Тетки задрали головы и уставились на пятно сажи с присохшей посредине, обгорелой спичкой. Штатский воспользовался моментом, подхватил за руку оцепеневшего Янека и потащил его к лифту, на ходу запихивая в нагрудный карман пиджака обрывок пожелтевшей газеты с каракулями. Когда тетки и слесарь опустили головы, мальчика и студента с тубусом не было, как не было.
Янека больше не водили в пустующие квартиры Сивцева и Лялина. А в Яковоапостольском в «забытую квартиру» на третьем этаже вскоре заселилась семья тихих, малозаметных, неразговорчивых людей, чуравшихся соседей. Они не походили на осчастливленных новеньким ордером жильцов, скорее, на тех, кто потерял надежду вернуться в свою, запертую далеко отсюда жизнь.

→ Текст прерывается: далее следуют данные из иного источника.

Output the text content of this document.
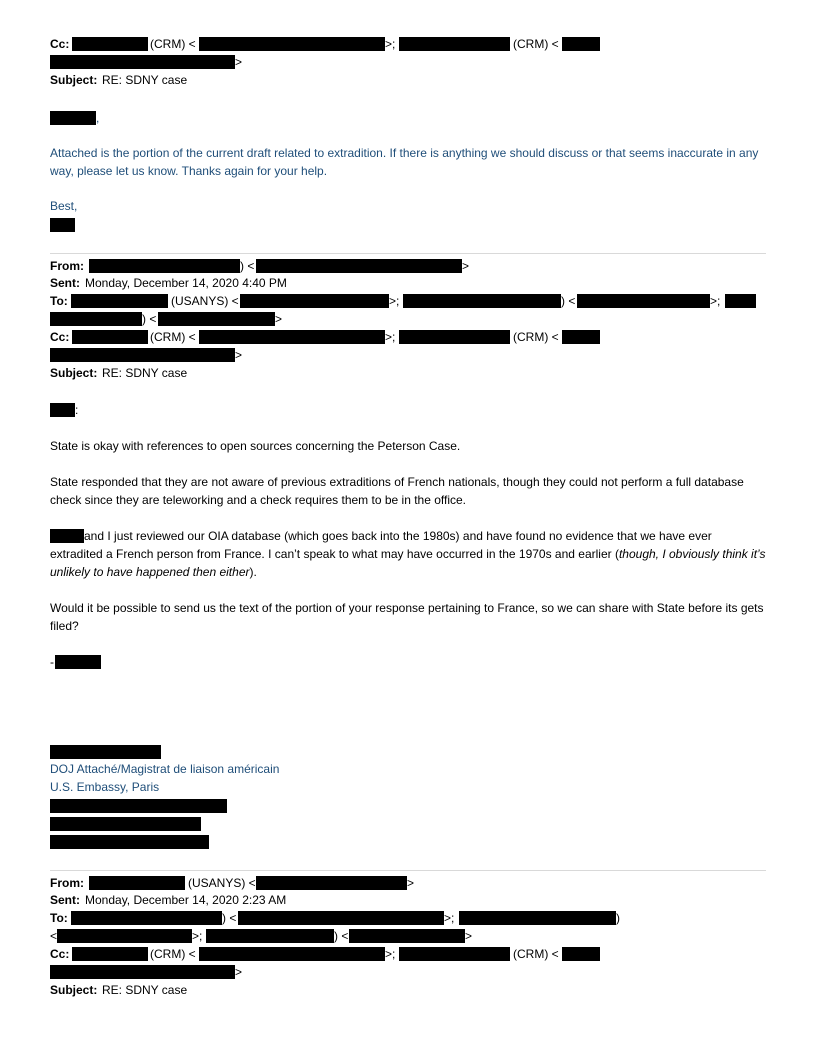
Cc:	(CRM) <	>;	(CRM) <
>
Subject: RE: SDNY case
,
Attached is the portion of the current draft related to extradition. If there is anything we should discuss or that seems inaccurate in any way, please let us know. Thanks again for your help.
Best,
From:	) <	>
Sent: Monday, December 14, 2020 4:40 PM
To:	(USANYS) <	>;	) <	>;
) <	>
Cc:	(CRM) <	>;	(CRM) <
>
Subject: RE: SDNY case
:
State is okay with references to open sources concerning the Peterson Case.
State responded that they are not aware of previous extraditions of French nationals, though they could not perform a full database check since they are teleworking and a check requires them to be in the office.
and I just reviewed our OIA database (which goes back into the 1980s) and have found no evidence that we have ever extradited a French person from France. I can’t speak to what may have occurred in the 1970s and earlier (though, I obviously think it’s unlikely to have happened then either).
Would it be possible to send us the text of the portion of your response pertaining to France, so we can share with State before its gets filed?
-
DOJ Attaché/Magistrat de liaison américain
U.S. Embassy, Paris
From:	(USANYS) <	>
Sent: Monday, December 14, 2020 2:23 AM
To:	) <	>;	)
<	>;	) <	>
Cc:	(CRM) <	>;	(CRM) <
>
Subject: RE: SDNY case
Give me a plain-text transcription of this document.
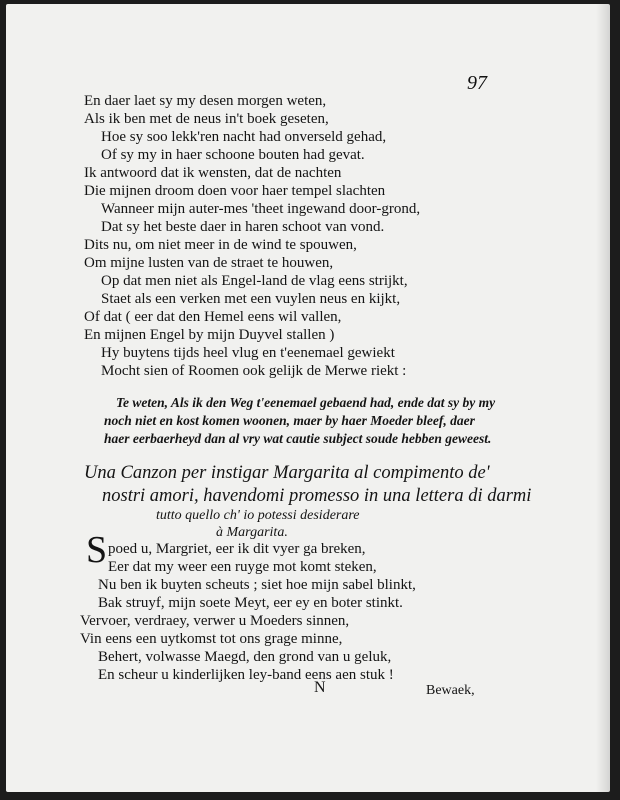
97
En daer laet sy my desen morgen weten,
Als ik ben met de neus in't boek geseten,
Hoe sy soo lekk'ren nacht had onverseld gehad,
Of sy my in haer schoone bouten had gevat.
Ik antwoord dat ik wensten, dat de nachten
Die mijnen droom doen voor haer tempel slachten
Wanneer mijn auter-mes 'theet ingewand door-grond,
Dat sy het beste daer in haren schoot van vond.
Dits nu, om niet meer in de wind te spouwen,
Om mijne lusten van de straet te houwen,
Op dat men niet als Engel-land de vlag eens strijkt,
Staet als een verken met een vuylen neus en kijkt,
Of dat ( eer dat den Hemel eens wil vallen,
En mijnen Engel by mijn Duyvel stallen )
Hy buytens tijds heel vlug en t'eenemael gewiekt
Mocht sien of Roomen ook gelijk de Merwe riekt :
Te weten, Als ik den Weg t'eenemael gebaend had, ende dat sy by my
noch niet en kost komen woonen, maer by haer Moeder bleef, daer
haer eerbaerheyd dan al vry wat cautie subject soude hebben geweest.
Una Canzon per instigar Margarita al compimento de'
nostri amori, havendomi promesso in una lettera di darmi
tutto quello ch' io potessi desiderare
à Margarita.
S poed u, Margriet, eer ik dit vyer ga breken,
Eer dat my weer een ruyge mot komt steken,
Nu ben ik buyten scheuts ; siet hoe mijn sabel blinkt,
Bak struyf, mijn soete Meyt, eer ey en boter stinkt.
Vervoer, verdraey, verwer u Moeders sinnen,
Vin eens een uytkomst tot ons grage minne,
Behert, volwasse Maegd, den grond van u geluk,
En scheur u kinderlijken ley-band eens aen stuk !
N	Bewaek,
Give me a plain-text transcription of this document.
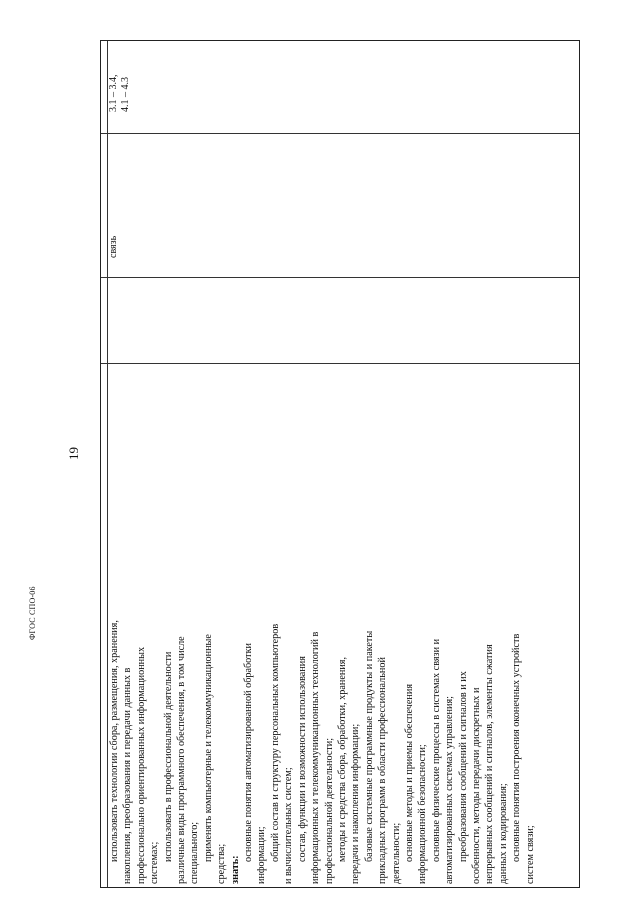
19
ФГОС СПО-06
связь
3.1 – 3.4, 4.1 – 4.3

использовать технологии сбора, размещения, хранения, накопления, преобразования и передачи данных в профессионально ориентированных информационных системах;

использовать в профессиональной деятельности различные виды программного обеспечения, в том числе специального; применять компьютерные и телекоммуникационные

средства; знать:

основные понятия автоматизированной обработки информации; общий состав и структуру персональных компьютеров и вычислительных систем; состав, функции и возможности использования информационных и телекоммуникационных технологий в профессиональной деятельности; методы и средства сбора, обработки, хранения, передачи и накопления информации; базовые системные программные продукты и пакеты прикладных программ в области профессиональной деятельности; основные методы и приемы обеспечения информационной безопасности; основные физические процессы в системах связи и автоматизированных системах управления; преобразования сообщений и сигналов и их особенности, методы передачи дискретных и непрерывных сообщений и сигналов, элементы сжатия данных и кодирования; основные понятия построения оконечных устройств систем связи;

Ян после того четверга заболел лихорадкой. Отец проводил возле него всякую свободную от службы ночь. Материны слезы высушила тревога за ребенка, бредившего и поминавшего в горячке рыже-черную бабочку-многоцветницу. Няньку оставили в доме еще на год-два. А когда Янек выздоровел и с усердием принялся нагонять учебу, ординарцам был дан приказ отводить его после школы прямиком домой, не напоминать мальчику про четверги.
Да только Янек уже не верил ни в звенящий полдень, ни в бульварное солнце, ни в абсолютное счастье. Словно свет потускнел всюду в один час четверга.